Executive Summary
3rd Gen Intel® Xeon® Scalable Processors are based on Intel’s 10nm+ process technology. They offer more CPU cores, higher memory capacity, and frequency than previous generation. Technologists from Alibaba Group and Intel worked together to explore what these capabilities mean for AI applications, particularly when used with Intel® Deep Learning Boost (Intel® DL Boost). We also explored the Intel® Neural Compressor (formerly known as Intel® Low Precision Optimization Tool), which helps customers rapidly develop and deploy their AI INT8 models on Intel Xeon Scalable processor-based platforms. We optimized the Alibaba Transformer model on 3rd Gen Intel Xeon Scalable Processors and demonstrated 1.36x and 1.42x1 performance improvement in FP32 and INT8 inference over Intel’s previous generation processors.

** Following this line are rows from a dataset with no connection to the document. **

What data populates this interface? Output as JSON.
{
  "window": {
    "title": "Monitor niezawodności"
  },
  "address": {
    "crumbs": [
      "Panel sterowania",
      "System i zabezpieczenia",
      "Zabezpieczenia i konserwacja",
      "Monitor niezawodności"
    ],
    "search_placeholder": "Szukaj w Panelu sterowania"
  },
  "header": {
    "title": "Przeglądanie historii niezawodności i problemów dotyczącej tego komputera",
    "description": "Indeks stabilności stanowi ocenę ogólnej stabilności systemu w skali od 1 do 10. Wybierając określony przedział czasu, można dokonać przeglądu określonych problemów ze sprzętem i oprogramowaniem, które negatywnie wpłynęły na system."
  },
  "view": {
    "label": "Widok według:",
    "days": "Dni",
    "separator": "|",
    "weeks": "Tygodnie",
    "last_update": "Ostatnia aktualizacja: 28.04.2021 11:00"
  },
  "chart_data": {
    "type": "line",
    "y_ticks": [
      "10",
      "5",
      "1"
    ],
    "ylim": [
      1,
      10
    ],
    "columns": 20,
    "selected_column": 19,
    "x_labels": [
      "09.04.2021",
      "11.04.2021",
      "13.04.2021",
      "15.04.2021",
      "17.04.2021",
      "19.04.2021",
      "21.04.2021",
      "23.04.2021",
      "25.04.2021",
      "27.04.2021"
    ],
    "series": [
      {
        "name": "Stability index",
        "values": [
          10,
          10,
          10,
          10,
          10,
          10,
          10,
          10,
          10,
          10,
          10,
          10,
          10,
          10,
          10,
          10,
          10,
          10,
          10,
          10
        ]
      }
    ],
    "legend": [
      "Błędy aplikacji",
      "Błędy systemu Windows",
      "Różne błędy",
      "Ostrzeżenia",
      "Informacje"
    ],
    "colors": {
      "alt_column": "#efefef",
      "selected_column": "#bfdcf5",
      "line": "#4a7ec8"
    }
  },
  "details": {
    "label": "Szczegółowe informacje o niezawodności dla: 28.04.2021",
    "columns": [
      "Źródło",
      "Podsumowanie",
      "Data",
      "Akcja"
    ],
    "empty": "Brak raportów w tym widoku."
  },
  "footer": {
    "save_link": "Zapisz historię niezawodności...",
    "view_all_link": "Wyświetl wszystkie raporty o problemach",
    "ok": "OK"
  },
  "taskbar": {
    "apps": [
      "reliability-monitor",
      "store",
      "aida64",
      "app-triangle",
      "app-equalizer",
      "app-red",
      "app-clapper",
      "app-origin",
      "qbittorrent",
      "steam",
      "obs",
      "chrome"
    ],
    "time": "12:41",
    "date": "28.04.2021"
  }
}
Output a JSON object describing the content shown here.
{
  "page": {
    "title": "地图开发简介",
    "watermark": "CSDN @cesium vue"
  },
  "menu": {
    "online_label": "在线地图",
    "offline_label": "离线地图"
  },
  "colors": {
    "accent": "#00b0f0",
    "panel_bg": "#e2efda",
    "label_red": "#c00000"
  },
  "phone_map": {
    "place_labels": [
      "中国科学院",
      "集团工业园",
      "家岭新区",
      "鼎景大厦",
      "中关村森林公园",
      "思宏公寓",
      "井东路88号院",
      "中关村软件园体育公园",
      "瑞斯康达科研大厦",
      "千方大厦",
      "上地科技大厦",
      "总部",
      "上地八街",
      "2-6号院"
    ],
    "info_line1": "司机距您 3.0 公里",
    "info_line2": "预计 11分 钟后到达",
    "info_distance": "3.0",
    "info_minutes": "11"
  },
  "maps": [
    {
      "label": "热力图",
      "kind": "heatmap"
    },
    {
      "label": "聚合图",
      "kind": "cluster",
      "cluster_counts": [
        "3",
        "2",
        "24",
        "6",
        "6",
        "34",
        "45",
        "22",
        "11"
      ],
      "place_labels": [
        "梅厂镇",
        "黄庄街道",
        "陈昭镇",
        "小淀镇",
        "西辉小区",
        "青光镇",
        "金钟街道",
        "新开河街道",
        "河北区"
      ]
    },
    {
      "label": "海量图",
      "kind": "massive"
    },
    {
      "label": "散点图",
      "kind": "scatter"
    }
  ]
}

Transformer is a key model used in the Alibaba Machine Learning Platform for AI (PAI). It is widely used in real-world natural language processing (NLP) tasks, serving millions of users through Alibaba’s online service. Low latency and high throughput are keys to
Transformer’s success, and 8-bit low precision is a promising technique to meet such requirements.
Intel DL Boost offers powerful capabilities for 8-bit low precision inference on AI workloads. With the support of Intel Neural Compressor, we can optimize 8-bit inference performance while significantly reducing accuracy loss. These capabilities demonstrate leadership in AI inference and show the power of Intel DL Boost and 3rd Gen Intel Xeon Scalable Processors.